In 2006, Menchú was one of the founders of the Nobel Women's Initiative along with sister Nobel Peace Laureates Jody Williams, Shirin Ebadi, Wangari Maathai, Betty Williams and Mairead Corrigan Maguire. These six women, representing North America, South America, Europe, the Middle East, and Africa, decided to bring together their experiences in a united effort for peace, justice and equality. It is the goal of the Nobel Women's Initiative to help strengthen women's rights around the world.

Menchú is a member of PeaceJam, an organization whose mission is to use Nobel Peace Laureates as mentors and models for young people and provide a way for these Laureates to share their knowledge, passions, and experience. She travels around the world speaking to youth through PeaceJam conferences. She has also been a member of the Foundation Chirac's honor committee since the foundation was launched in 2008 by former French president Jacques Chirac in order to promote world peace.

Menchú has continued her activism by continuing to raise awareness for issues including political and economic inequality and climate change.

Legacy

Awards and honors

 1992 Nobel Peace Prize for her advocacy and social justice work for the indigenous peoples of Latin America
 1992 UNESCO Goodwill Ambassador position for her advocacy for the indigenous peoples of Guatemala
 Menchú became the youngest recipient of the Nobel Peace Prize at the time, and its first Indigenous recipient.
 1996 Peace Abbey Courage of Conscience Award for her authorship and advocacy for the indigenous peoples of Guatemala
 1998 Prince of Asturias Prize for improving the condition of women and the communities they serve. (Jointly with 6 other women.)
 1999 asteroid 9481 Menchú was named in her honor ()
 2010 Order of the Aztec Eagle for services provided for Mexico
 2018 Spendlove Prize for her advocacy for minority groups
 In 2022, the University of Bordeaux Montaigne, located in Pessac gave the name of its newly built library in her honor

Publications 
 I, Rigoberta Menchú (1983)
 This book, also titled My Name is Rigoberta Menchú and that's how my Conscience was Born, was dictated by Menchú and transcribed by Elizabeth Burgos
 Crossing Borders (1998)
 Daughter of the Maya (1999)
 The Girl from Chimel (2005) with Dante Liano, illustrated by Domi 
 The Honey Jar (2006) with Dante Liano, illustrated by Domi
 The Secret Legacy (2008) with Dante Liano, illustrated by Domi 
 K'aslemalil-Vivir.
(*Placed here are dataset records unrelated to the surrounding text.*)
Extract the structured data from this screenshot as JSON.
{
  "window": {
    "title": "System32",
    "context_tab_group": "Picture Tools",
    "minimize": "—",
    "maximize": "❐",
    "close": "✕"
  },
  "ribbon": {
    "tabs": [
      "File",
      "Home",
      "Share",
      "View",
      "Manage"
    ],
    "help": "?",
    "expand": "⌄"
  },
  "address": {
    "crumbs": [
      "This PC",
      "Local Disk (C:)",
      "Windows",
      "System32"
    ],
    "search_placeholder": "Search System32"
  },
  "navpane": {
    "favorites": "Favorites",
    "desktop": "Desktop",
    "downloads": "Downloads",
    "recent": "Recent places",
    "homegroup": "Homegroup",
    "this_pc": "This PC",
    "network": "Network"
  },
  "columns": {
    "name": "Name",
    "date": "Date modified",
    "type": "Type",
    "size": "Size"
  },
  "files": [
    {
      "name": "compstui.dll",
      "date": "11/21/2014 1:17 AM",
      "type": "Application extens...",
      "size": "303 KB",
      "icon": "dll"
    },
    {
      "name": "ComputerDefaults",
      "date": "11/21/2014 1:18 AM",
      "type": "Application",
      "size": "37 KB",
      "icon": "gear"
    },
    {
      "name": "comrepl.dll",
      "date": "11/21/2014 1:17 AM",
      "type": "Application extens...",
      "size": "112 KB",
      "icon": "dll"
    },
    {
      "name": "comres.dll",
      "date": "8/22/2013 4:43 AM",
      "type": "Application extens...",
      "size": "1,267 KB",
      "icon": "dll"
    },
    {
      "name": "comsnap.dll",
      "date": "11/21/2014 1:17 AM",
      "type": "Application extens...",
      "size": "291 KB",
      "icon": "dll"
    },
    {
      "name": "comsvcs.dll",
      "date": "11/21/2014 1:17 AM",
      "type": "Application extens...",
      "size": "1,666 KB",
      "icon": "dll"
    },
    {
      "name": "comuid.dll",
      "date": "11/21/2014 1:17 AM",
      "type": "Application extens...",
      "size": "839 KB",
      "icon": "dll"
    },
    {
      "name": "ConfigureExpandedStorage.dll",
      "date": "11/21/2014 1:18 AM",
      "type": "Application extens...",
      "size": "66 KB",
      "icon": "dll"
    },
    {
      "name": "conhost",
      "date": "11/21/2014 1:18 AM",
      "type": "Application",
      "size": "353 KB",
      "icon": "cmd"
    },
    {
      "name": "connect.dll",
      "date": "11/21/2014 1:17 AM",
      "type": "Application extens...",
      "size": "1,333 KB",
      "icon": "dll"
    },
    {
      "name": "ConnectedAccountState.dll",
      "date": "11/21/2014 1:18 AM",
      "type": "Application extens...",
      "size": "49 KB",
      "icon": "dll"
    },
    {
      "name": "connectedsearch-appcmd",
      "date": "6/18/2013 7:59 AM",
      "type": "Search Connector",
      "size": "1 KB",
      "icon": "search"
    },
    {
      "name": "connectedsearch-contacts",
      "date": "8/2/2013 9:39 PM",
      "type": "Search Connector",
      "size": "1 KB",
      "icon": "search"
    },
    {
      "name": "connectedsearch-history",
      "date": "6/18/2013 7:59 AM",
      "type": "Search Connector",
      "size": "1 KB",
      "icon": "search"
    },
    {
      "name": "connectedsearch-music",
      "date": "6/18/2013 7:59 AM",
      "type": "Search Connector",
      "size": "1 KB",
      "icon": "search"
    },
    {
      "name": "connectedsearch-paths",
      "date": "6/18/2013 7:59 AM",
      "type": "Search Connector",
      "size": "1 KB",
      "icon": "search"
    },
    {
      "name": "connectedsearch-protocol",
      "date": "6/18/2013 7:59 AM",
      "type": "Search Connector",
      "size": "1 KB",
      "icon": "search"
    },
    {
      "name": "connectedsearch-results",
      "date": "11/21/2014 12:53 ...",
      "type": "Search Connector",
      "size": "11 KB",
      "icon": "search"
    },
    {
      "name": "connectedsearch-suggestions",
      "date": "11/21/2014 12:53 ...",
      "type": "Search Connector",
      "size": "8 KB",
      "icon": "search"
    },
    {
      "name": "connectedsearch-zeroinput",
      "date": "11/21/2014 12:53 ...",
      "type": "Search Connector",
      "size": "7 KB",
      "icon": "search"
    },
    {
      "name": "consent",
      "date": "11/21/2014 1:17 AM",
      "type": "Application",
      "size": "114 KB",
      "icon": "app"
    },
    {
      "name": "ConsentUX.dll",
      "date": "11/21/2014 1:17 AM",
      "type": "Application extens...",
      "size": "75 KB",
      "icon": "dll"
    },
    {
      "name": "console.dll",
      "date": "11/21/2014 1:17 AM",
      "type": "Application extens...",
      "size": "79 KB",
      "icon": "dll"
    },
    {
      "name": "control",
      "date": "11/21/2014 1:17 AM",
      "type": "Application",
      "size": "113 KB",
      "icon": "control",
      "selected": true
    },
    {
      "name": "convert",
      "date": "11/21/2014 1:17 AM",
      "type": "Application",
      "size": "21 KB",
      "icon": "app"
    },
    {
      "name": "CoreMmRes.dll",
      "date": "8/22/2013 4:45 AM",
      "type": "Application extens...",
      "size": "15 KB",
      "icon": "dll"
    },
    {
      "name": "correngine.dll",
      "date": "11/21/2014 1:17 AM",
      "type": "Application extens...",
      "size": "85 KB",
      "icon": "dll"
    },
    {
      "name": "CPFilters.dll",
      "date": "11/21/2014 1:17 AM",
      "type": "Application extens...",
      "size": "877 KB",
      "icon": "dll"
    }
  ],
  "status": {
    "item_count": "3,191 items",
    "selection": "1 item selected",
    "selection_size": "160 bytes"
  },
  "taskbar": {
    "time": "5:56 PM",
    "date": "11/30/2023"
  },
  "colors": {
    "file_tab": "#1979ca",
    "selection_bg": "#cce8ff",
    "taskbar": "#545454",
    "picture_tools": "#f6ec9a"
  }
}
El caminar de Rigoberta Menchú Tum en el Tiempo (2012)

Controversies about her testimony
More than a decade after the publication of I, Rigoberta Menchú, anthropologist David Stoll investigated Menchú's story and claimed that Menchú changed some elements about her life, family, and village to meet the publicity needs of the guerrilla movement. The controversy caused by Stoll's book received widespread coverage in the US press of the time; thus the New York Times highlighted a few claims in her book contradicted by other sources:

Many authors have defended Menchú, and attributed the controversy to different interpretations of the testimonio genre. Menchú herself states,  "I'd like to stress that it's not only my life, it's also the testimony of my people." Some scholars have stated that, despite its factual and historical inaccuracies, Menchú's testimony remains relevant for the ways in which it depicts the life of an Indigenous Guatemalan during the civil war.

The Nobel Committee dismissed calls to revoke Menchú's Nobel Prize, in spite of Stoll's allegations regarding Menchú. Geir Lundestad, the secretary of the committee, stated that Menchú's prize was awarded because of her advocacy and social justice work, not because of her testimony, and that she had committed no observable wrongdoing.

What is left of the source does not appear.